What we believe is sometime around 4:30 or thereafter, the girls left their house, and whether they actually made it to the bridge, we feel like they did. And then we can tell you that the father, Mr. Placker, found the girls sometime around 5:25, less than an hour they were last seen at the house, walking this way.

So Mr. Placker walked down toward the bridge here, which is another 400 to 500 yards, came across the two girls and they were down here in the ditch. They were shot to death.

RITTBERG: So I see now, obviously, we see a lot of flowers, a makeshift memorial. When you got here, what was the scene like?

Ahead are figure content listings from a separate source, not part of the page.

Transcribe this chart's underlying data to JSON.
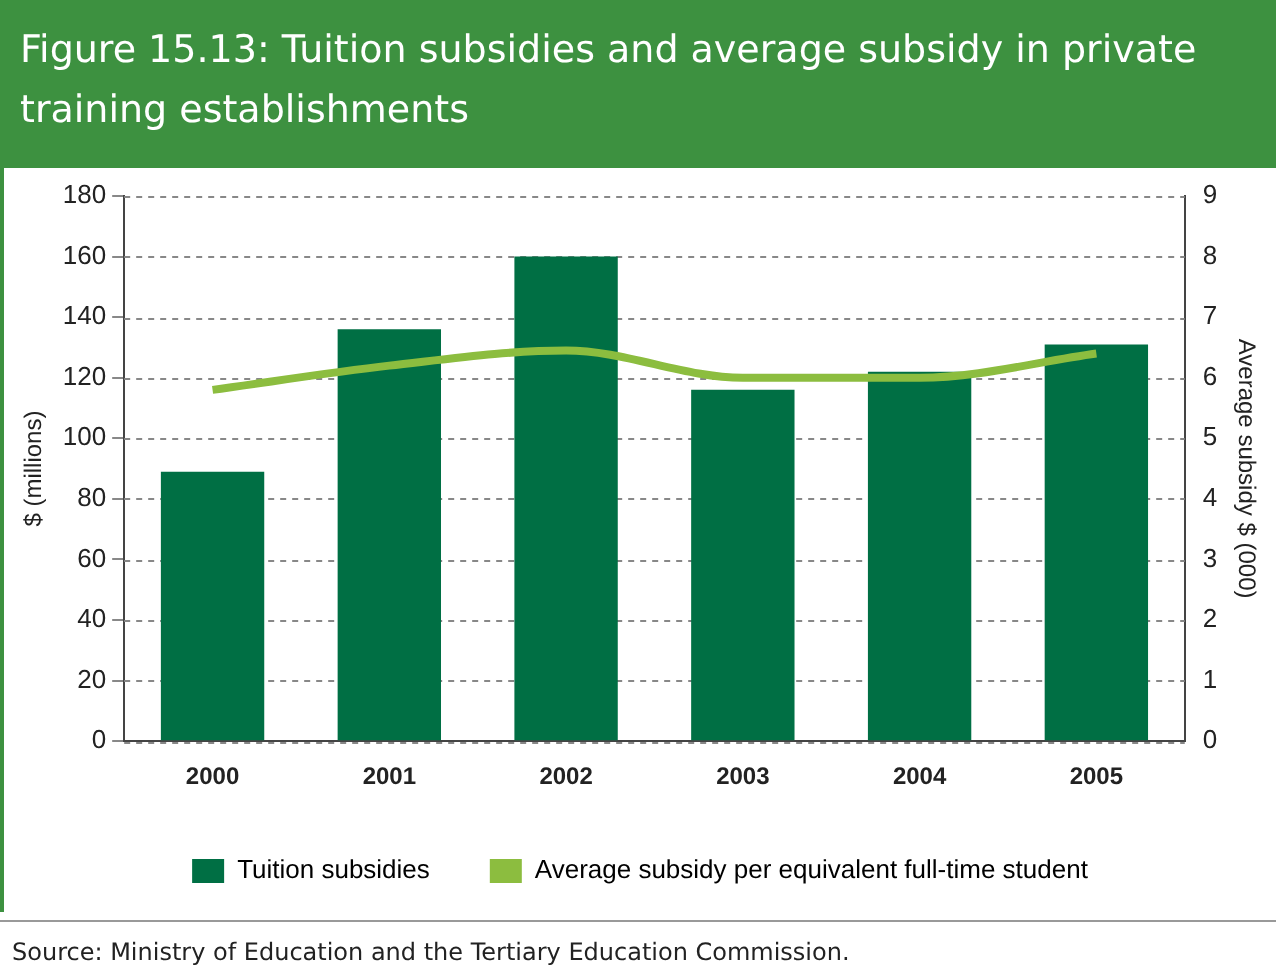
{
  "chart_data": {
    "type": "bar",
    "title": "Figure 15.13: Tuition subsidies and average subsidy in private training establishments",
    "ylabel": "$ (millions)",
    "y2label": "Average subsidy $ (000)",
    "categories": [
      "2000",
      "2001",
      "2002",
      "2003",
      "2004",
      "2005"
    ],
    "series": [
      {
        "name": "Tuition subsidies",
        "color": "#006f44",
        "values": [
          89,
          136,
          160,
          116,
          122,
          131
        ]
      },
      {
        "name": "Average subsidy per equivalent full-time student",
        "type": "line",
        "axis": "y2",
        "color": "#8cbd3f",
        "values": [
          5.8,
          6.2,
          6.45,
          6.0,
          6.0,
          6.4
        ]
      }
    ],
    "ylim": [
      0,
      180
    ],
    "yticks": [
      0,
      20,
      40,
      60,
      80,
      100,
      120,
      140,
      160,
      180
    ],
    "y2lim": [
      0,
      9
    ],
    "y2ticks": [
      0,
      1,
      2,
      3,
      4,
      5,
      6,
      7,
      8,
      9
    ],
    "grid": "y",
    "legend": "bottom",
    "marker": "none",
    "annotations": [
      "Source: Ministry of Education and the Tertiary Education Commission."
    ]
  }
}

ROSSER: Taylor was here in the ditch. Skyla was just beyond her. We call these bar ditches.

RITTBERG: And so their bodies were, what, next to each other?

ROSSER: Well, they were close to each other.

RITTBERG: And I know that you reported it as multiple gunshots to the head and chest, right ?


RITTBERG: And what evidence w as found near the bodies?

ROSSER: Well, I can't disclose that at this time.

RITTBERG: All the evidence that was taken from the crime scene is pretty much from this dirt road onto the ditch where they were found?

ROSSER: Yes. Now north and south of this area, as you can see. There's tire impressions. Anything that was distinguishable the might be used for identification, they went ahead and photographed and documented the tire prints.

There was some shoe prints found in the dirt around here. They went ahead and documented those.

RITTBERG: We're driving on this dirt road. It's quite hard to find. It is very much off the beaten track. Is that why police are assuming it was someone local, because they knew how to get in and out?

ROSSER: Yes. And, if you'll notice, the area is partially populated. Most of this is agricultural or heavily wooded. So for someone to come off the Interstate or something like that, a transient or somebody just passing through, if they got down here it would be hard to find their way out.

RITTBERG: How many leads would you say have been coming in since the word has gotten out about the investigation?

ROSSER: I don't know. Just guessing, we probably had several hundred--between 200 and 300 or so, probably.

I guess you could look at the progress involved in collecting these leads and following them out is like panning for gold. The old miners used to sift so much soil and everything to come up with that one nugget, and that's what we're doing. We're trying to look for that one nugget or that one piece of the puzzle that will put it all together for us.

RITTBERG: Do you feel confident that among all these leads something is going to come in.

ROSSER: We'll know who it is. We'll identify the guy. It may take a little while but we'll know who it is.